Despite strong exploitation pressure, a diverse urban movement of civil society organizations in Stockholm has managed to provide narratives able to explain and legitimize the need to protect urban green areas. Through ‘protective stories´ that interlaces cultural history and conservation biology, activists have managed to link areas previously considered disconnected and justifying the need for a better, overall protection of the areas.

Crucial for generating and keeping alive such narratives have been artists, authors and scientists and their artefacts like paintings, maps, buildings and scientific reports. While some artists are from the historical past, others have worked alongside the movement in producing artefacts towards articulating certain values.

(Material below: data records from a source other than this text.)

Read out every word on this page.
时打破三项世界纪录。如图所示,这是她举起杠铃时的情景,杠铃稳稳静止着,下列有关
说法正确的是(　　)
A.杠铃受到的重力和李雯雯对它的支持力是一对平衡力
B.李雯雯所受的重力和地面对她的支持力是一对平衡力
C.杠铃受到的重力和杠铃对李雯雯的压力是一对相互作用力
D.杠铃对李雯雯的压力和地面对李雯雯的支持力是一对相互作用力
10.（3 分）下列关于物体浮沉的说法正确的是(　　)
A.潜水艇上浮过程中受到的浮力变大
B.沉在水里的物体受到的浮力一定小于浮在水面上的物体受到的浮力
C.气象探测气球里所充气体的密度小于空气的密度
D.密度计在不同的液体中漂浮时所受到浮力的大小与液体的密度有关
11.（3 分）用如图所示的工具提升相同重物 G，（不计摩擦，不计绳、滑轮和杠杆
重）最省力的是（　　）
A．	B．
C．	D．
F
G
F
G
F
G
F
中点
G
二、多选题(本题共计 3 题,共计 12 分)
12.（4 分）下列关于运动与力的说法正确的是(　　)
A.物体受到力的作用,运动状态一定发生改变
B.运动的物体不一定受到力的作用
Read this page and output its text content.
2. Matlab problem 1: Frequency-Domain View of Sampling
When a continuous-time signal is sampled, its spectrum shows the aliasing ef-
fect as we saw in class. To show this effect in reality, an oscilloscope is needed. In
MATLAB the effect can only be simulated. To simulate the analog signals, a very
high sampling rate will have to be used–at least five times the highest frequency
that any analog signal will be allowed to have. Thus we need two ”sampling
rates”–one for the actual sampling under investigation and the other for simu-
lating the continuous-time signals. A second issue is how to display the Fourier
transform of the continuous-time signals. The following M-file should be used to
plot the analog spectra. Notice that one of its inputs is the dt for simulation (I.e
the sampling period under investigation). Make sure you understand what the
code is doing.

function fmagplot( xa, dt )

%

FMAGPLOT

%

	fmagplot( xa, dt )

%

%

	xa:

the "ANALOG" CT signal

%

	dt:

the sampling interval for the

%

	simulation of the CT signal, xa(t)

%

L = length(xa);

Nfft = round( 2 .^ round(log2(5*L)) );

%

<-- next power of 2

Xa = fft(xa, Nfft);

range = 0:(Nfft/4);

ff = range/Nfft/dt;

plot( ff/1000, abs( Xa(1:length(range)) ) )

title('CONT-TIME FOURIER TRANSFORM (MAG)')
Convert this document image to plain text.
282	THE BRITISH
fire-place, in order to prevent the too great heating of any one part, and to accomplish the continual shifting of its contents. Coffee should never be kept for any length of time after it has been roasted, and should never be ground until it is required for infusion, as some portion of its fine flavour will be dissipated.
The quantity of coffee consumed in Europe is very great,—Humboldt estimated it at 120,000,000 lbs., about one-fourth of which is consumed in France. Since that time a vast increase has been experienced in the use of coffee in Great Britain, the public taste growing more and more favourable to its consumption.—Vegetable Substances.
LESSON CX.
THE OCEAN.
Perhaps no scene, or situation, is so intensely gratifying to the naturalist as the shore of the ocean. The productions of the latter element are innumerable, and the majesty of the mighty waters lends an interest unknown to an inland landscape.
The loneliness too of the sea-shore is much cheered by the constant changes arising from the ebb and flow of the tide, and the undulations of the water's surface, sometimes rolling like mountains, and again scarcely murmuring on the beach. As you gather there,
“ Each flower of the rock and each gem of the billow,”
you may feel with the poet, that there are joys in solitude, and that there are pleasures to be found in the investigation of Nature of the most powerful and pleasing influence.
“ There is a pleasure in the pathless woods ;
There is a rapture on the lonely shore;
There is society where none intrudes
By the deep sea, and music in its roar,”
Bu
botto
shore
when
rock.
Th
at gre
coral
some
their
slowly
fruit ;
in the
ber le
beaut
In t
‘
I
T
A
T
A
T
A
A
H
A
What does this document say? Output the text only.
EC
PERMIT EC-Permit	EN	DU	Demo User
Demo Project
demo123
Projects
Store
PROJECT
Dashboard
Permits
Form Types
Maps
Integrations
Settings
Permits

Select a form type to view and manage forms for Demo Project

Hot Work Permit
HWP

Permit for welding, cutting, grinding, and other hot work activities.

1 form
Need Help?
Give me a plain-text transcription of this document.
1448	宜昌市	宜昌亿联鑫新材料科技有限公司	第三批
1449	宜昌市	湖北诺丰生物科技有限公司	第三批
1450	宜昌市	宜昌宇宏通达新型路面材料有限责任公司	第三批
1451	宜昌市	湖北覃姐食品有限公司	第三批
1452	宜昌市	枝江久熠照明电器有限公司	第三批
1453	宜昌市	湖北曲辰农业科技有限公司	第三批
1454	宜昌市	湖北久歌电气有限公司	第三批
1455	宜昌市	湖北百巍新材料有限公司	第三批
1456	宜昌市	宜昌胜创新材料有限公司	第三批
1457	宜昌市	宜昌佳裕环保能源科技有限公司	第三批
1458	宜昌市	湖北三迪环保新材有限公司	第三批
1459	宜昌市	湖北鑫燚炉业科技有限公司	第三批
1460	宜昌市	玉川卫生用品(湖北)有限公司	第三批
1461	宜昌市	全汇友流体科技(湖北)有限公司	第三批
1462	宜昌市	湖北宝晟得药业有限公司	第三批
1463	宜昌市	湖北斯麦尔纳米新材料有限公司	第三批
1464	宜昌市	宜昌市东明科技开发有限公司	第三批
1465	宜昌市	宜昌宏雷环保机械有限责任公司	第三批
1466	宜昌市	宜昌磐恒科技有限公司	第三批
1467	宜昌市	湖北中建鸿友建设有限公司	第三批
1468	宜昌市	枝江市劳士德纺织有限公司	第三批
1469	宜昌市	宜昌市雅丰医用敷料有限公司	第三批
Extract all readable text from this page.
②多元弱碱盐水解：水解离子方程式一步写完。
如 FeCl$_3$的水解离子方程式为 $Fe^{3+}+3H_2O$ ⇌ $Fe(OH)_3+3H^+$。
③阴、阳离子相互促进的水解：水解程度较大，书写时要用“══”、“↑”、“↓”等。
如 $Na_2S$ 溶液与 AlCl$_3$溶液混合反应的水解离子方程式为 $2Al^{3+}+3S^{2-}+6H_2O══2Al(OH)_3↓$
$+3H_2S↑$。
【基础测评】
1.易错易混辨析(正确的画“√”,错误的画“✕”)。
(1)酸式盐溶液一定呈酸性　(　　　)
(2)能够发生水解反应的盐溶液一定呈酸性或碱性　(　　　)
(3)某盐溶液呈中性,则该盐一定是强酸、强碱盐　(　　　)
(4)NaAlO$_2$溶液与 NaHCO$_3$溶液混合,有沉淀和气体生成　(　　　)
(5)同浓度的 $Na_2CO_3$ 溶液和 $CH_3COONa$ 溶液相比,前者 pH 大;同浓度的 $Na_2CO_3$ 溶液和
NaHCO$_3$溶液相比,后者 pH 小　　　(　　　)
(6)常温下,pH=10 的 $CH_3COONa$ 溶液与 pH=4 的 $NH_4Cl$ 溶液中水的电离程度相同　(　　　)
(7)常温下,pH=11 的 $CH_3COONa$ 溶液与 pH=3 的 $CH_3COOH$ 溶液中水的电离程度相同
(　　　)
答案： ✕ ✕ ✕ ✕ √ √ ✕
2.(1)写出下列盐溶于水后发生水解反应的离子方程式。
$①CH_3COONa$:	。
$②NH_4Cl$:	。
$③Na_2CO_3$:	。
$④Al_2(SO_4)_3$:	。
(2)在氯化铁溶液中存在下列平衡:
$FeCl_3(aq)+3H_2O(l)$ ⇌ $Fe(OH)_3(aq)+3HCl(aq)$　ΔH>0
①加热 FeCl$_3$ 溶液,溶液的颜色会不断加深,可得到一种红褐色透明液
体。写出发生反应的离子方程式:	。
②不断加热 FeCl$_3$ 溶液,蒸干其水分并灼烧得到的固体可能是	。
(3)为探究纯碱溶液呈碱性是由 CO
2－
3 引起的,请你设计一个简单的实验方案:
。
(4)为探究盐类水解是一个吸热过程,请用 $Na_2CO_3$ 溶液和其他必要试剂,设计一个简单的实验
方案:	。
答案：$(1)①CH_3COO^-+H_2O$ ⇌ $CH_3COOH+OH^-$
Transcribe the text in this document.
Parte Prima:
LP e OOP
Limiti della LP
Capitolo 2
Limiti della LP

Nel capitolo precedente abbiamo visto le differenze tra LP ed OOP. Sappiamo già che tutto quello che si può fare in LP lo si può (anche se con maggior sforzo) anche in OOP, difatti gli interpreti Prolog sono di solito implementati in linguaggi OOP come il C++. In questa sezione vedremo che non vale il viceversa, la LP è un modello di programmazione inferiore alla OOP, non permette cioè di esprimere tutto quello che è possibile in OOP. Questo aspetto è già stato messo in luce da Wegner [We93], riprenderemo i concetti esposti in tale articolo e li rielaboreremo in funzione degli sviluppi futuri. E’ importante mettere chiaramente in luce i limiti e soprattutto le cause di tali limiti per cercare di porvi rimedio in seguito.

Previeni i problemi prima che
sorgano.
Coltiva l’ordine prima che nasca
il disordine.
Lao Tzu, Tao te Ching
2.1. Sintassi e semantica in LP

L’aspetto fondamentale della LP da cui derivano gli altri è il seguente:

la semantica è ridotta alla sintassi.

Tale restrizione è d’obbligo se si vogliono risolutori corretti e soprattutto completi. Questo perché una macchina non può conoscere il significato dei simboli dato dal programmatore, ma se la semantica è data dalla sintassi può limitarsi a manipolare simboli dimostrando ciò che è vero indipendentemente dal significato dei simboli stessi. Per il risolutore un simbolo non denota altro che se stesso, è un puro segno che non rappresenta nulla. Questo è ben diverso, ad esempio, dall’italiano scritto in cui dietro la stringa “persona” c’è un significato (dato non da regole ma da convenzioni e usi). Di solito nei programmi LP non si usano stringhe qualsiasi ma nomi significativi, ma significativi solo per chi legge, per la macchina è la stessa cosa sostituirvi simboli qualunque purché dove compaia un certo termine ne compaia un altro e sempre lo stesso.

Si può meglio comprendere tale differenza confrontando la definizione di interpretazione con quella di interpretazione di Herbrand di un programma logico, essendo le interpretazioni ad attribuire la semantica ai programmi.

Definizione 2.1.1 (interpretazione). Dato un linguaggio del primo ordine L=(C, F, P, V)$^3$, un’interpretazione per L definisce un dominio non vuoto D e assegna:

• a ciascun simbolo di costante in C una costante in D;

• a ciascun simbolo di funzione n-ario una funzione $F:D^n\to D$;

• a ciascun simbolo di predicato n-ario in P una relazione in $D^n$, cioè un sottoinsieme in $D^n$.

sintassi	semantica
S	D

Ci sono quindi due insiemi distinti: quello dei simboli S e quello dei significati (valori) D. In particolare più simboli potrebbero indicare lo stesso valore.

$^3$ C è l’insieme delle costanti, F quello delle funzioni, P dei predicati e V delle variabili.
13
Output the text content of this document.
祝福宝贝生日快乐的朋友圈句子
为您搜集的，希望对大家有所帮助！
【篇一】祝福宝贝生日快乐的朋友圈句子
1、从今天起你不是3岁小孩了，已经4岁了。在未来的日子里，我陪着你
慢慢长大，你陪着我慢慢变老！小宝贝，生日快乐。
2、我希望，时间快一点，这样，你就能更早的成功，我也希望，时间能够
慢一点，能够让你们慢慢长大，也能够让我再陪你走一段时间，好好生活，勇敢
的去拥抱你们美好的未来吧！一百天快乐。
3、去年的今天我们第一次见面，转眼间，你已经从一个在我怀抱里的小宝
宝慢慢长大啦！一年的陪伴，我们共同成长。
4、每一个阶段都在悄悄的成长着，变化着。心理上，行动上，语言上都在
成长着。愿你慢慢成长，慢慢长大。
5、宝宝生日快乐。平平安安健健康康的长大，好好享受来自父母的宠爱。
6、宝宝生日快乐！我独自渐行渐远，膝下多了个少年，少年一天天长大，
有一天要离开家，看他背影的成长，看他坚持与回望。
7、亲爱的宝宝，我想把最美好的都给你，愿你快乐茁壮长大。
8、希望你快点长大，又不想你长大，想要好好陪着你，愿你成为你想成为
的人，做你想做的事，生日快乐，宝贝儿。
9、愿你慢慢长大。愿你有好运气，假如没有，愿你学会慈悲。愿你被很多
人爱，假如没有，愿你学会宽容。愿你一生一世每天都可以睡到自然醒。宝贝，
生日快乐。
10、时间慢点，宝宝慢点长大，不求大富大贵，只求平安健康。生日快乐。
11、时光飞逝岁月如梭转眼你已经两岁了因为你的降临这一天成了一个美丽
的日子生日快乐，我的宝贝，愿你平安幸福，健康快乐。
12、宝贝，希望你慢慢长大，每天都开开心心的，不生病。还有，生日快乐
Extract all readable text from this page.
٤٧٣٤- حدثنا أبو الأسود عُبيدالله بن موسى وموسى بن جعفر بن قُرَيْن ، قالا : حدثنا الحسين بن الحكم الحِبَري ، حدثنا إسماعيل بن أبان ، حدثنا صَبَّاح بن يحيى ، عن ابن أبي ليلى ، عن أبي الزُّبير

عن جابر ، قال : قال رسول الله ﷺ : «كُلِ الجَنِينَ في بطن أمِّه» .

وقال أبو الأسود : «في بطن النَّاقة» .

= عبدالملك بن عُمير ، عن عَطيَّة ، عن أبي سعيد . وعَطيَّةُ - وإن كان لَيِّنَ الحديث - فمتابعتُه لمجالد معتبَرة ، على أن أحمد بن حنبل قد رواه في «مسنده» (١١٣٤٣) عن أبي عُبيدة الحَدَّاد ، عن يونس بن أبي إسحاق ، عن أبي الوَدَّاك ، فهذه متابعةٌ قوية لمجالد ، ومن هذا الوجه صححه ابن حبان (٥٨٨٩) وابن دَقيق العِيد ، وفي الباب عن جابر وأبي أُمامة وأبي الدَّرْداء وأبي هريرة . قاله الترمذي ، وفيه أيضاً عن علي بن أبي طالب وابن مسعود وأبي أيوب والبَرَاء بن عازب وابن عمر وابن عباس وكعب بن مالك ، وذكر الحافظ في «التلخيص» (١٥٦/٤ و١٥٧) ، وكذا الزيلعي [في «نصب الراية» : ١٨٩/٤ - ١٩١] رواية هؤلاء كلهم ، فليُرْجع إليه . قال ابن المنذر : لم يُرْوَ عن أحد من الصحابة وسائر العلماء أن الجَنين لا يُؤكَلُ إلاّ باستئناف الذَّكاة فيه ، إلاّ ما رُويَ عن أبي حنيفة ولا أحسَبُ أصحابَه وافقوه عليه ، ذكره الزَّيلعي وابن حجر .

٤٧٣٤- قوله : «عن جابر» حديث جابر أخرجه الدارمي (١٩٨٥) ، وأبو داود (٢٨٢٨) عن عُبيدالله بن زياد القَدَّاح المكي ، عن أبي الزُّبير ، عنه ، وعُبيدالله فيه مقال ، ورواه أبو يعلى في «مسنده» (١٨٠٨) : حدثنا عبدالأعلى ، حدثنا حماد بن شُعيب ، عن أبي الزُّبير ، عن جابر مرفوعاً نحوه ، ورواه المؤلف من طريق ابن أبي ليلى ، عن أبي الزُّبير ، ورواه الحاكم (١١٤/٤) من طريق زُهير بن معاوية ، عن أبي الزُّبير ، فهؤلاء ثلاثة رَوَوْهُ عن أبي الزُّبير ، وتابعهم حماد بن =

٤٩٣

When re-printed in media, displayed at an exhibition, or published in a book, these artefacts — old or newly produced — also become agents in “telling the story” so as to put pressure on authorities and to change public opinon.

Such networks of activists, artefacts and social arenas do not possess any formal power, but they can nonetheless achieve a lot, both as a community of practice wielding power and knowledge but also through mobilizing yet more actors and artefacts to make the network grow. The protective story is kept alive at many places continously and simultaneously, says Ernstson.